Does it matter whether markets are efficient or not?
Not really and here’s why:
- As I mentioned last week, nobody knows how efficient or inefficient markets are (due to the joint hypothesis problem, eloquently summarized here)
- Asking whether a market is efficient is often a proxy for asking whether one can outperform. However, the questions are different, as we’ll see below.
Last week’s post mentioned Eugene Fama, who won a Nobel prize for developing the Efficient Markets Hypothesis (EMH). However, Jack Bogle (who founded Vanguard) also has a hypothesis called the Costs Matter Hypothesis (CMH), which he introduced here in 2003. Consider the following, which both Fama and Bogle agree on:
- In any market, aggregate investor performance will equal the overall market performance minus costs. This statement holds whether a market is efficient or inefficient. Regardless of a market’s efficiency, investors as a whole will underperform because they bear costs. To outperform the market, you must beat the market by more than your costs.

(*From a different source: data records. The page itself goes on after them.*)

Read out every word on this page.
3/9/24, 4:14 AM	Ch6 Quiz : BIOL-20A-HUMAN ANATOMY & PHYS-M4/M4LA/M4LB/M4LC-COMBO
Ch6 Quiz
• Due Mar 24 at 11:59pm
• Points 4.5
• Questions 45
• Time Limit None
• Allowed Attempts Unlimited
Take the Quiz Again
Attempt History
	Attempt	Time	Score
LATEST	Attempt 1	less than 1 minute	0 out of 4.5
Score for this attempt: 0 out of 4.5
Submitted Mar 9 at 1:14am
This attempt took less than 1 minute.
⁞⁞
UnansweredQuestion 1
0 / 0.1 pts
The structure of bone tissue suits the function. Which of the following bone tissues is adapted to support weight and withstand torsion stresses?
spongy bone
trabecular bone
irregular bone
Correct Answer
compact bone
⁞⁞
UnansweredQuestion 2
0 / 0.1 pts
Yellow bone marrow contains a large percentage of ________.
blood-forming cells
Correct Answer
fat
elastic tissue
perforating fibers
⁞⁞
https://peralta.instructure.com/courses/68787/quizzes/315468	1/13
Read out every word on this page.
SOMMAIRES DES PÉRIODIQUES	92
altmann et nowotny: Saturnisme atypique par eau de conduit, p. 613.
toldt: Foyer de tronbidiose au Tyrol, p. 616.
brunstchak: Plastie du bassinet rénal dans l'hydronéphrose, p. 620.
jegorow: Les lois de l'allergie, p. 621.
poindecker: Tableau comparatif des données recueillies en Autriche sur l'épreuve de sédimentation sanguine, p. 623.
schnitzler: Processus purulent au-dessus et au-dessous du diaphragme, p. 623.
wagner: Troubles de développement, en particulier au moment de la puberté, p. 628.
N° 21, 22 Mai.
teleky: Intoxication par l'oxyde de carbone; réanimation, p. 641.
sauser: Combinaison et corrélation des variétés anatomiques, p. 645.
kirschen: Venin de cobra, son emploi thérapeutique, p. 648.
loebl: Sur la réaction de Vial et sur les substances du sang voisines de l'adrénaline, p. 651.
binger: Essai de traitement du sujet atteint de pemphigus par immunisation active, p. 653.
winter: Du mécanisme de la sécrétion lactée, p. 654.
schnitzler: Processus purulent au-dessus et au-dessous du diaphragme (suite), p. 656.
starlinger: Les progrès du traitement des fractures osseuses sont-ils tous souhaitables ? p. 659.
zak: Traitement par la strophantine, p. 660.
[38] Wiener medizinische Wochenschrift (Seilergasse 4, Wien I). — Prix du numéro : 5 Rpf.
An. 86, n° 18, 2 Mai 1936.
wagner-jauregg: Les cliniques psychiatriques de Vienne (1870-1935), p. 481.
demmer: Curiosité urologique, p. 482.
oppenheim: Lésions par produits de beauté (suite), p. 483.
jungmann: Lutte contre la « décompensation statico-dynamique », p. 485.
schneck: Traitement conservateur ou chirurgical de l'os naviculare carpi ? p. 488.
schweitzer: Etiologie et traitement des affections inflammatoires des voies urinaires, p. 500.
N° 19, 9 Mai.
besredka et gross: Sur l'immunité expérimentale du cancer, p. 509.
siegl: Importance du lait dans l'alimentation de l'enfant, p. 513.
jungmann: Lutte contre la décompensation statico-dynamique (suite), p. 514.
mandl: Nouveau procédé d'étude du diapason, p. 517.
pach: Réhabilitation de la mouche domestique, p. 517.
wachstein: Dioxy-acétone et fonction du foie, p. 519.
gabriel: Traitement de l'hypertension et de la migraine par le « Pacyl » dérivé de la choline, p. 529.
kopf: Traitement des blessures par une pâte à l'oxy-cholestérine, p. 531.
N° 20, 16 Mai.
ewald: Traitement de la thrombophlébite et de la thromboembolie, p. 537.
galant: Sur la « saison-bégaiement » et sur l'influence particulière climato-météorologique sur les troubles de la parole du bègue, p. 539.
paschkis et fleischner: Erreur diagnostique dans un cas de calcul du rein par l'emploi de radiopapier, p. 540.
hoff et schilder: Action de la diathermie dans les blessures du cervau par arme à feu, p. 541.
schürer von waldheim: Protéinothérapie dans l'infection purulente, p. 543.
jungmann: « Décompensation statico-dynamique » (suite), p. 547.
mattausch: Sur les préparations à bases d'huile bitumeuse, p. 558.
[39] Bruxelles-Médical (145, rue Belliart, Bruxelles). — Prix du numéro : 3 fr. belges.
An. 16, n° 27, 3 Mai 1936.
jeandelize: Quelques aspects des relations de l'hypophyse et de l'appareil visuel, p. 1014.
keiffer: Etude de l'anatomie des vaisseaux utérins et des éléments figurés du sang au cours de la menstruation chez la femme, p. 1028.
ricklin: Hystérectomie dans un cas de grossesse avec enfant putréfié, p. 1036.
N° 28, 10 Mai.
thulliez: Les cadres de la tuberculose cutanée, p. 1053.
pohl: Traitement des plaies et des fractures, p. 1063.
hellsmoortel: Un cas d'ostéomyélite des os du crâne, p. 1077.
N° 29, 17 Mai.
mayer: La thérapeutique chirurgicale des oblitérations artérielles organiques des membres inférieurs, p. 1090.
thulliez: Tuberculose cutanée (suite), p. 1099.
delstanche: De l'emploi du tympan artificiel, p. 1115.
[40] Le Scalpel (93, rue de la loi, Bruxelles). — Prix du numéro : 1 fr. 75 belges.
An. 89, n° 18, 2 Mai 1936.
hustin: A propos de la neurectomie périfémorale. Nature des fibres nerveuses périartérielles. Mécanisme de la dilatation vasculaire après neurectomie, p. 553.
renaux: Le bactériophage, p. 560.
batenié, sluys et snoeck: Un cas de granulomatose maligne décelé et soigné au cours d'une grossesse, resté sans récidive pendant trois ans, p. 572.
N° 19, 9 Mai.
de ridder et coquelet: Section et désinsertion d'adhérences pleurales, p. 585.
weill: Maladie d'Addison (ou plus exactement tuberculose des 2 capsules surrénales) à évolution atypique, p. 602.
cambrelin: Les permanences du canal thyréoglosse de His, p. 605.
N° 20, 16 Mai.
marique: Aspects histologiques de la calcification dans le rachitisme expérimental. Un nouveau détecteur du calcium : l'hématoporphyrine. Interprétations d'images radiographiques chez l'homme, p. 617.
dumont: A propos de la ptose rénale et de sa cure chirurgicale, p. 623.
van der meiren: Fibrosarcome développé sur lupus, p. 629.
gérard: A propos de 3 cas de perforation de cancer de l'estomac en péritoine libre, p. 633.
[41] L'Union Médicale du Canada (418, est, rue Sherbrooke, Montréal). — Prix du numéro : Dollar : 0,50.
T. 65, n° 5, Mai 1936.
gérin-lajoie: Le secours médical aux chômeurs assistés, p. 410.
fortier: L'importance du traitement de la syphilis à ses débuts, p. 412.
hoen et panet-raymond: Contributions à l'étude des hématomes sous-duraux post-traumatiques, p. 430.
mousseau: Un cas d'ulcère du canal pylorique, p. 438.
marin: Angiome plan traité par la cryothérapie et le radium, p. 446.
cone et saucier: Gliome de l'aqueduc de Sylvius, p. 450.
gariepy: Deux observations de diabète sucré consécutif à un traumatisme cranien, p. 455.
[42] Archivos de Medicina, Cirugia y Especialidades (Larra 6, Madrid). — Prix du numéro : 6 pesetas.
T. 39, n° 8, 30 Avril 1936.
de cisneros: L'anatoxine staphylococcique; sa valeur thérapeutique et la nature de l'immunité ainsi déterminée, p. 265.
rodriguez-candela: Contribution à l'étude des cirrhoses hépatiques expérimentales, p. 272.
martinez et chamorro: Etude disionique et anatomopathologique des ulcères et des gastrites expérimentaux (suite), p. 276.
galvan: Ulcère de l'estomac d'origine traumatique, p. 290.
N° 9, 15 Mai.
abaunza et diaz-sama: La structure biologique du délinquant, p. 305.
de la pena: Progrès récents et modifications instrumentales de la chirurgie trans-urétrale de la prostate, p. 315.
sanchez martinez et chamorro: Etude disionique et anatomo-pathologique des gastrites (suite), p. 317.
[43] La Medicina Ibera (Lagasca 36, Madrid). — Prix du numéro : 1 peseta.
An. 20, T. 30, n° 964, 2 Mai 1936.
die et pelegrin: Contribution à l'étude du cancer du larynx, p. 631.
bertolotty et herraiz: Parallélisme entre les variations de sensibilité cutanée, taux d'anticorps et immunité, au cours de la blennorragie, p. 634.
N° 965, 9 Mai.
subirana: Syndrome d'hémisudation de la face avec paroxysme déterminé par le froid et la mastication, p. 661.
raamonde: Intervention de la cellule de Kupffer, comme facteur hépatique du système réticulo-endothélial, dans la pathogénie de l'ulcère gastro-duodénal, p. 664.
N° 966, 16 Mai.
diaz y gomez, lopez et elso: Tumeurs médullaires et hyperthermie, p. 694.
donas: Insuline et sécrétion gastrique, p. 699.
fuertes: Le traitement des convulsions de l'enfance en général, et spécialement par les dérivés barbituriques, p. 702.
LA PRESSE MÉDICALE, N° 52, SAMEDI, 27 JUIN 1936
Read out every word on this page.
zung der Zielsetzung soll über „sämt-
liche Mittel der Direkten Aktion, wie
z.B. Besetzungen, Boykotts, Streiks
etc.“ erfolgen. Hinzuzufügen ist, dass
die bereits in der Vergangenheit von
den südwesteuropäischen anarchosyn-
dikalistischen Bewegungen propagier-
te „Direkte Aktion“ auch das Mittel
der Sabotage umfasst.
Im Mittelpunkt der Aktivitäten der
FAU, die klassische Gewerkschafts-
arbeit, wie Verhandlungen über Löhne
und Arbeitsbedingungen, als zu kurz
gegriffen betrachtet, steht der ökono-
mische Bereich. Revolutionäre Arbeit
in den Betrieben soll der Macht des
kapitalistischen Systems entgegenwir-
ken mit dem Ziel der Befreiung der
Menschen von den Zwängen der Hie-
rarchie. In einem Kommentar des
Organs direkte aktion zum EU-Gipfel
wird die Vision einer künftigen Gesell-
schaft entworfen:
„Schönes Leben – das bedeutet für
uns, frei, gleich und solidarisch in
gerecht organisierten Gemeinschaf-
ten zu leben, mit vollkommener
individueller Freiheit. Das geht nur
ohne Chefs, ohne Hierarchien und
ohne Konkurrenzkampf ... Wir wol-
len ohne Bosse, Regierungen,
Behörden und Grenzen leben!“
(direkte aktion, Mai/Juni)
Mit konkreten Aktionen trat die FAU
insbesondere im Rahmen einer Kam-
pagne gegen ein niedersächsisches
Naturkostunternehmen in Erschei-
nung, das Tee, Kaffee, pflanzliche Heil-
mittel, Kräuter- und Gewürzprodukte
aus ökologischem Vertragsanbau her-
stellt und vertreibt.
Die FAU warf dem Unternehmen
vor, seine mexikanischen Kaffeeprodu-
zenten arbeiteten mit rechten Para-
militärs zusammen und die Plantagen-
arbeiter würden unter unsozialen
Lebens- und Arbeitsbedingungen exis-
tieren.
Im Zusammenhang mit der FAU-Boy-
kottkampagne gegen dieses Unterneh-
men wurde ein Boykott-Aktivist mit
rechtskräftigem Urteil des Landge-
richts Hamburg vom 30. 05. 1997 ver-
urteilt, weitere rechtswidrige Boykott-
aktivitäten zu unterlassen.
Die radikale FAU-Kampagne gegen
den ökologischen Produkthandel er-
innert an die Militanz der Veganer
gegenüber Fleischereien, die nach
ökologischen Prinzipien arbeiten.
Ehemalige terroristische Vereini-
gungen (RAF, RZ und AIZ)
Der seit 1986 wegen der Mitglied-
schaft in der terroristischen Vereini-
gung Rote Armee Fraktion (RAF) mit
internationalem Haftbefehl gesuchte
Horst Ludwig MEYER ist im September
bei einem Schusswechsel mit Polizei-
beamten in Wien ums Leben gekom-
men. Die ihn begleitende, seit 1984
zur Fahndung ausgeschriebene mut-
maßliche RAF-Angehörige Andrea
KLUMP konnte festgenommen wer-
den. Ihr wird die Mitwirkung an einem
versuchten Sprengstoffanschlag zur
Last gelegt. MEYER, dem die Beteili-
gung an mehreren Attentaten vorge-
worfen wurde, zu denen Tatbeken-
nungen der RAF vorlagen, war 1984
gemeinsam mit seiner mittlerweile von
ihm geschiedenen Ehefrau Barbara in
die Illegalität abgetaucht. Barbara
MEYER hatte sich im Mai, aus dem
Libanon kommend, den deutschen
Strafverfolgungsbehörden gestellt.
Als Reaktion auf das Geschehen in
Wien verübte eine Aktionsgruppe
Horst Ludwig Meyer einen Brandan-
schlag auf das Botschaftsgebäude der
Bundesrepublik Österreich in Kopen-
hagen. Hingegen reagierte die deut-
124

- Since total investor performance is limited to market performance minus costs, any investor’s outperformance comes from another investor’s underperformance. So to beat the market, you must also beat other participants.
Thus, the important question for investors is not whether markets are efficient or not, but whether they can reliably and consistently beat both the market and other investors net-of-fees. If the answer is yes, investors might benefit from using active management. If the answer is no, it is likely better to use a lower-cost vehicle, such as an index fund.
Of course, there is more than one market. There are many asset classes and markets, so the question of whether you can beat the market or not must be asked over and over. Each market is unique and changes throughout different environments, so the question needs to be continually asked: is it possible for me to beat this market net-of-costs?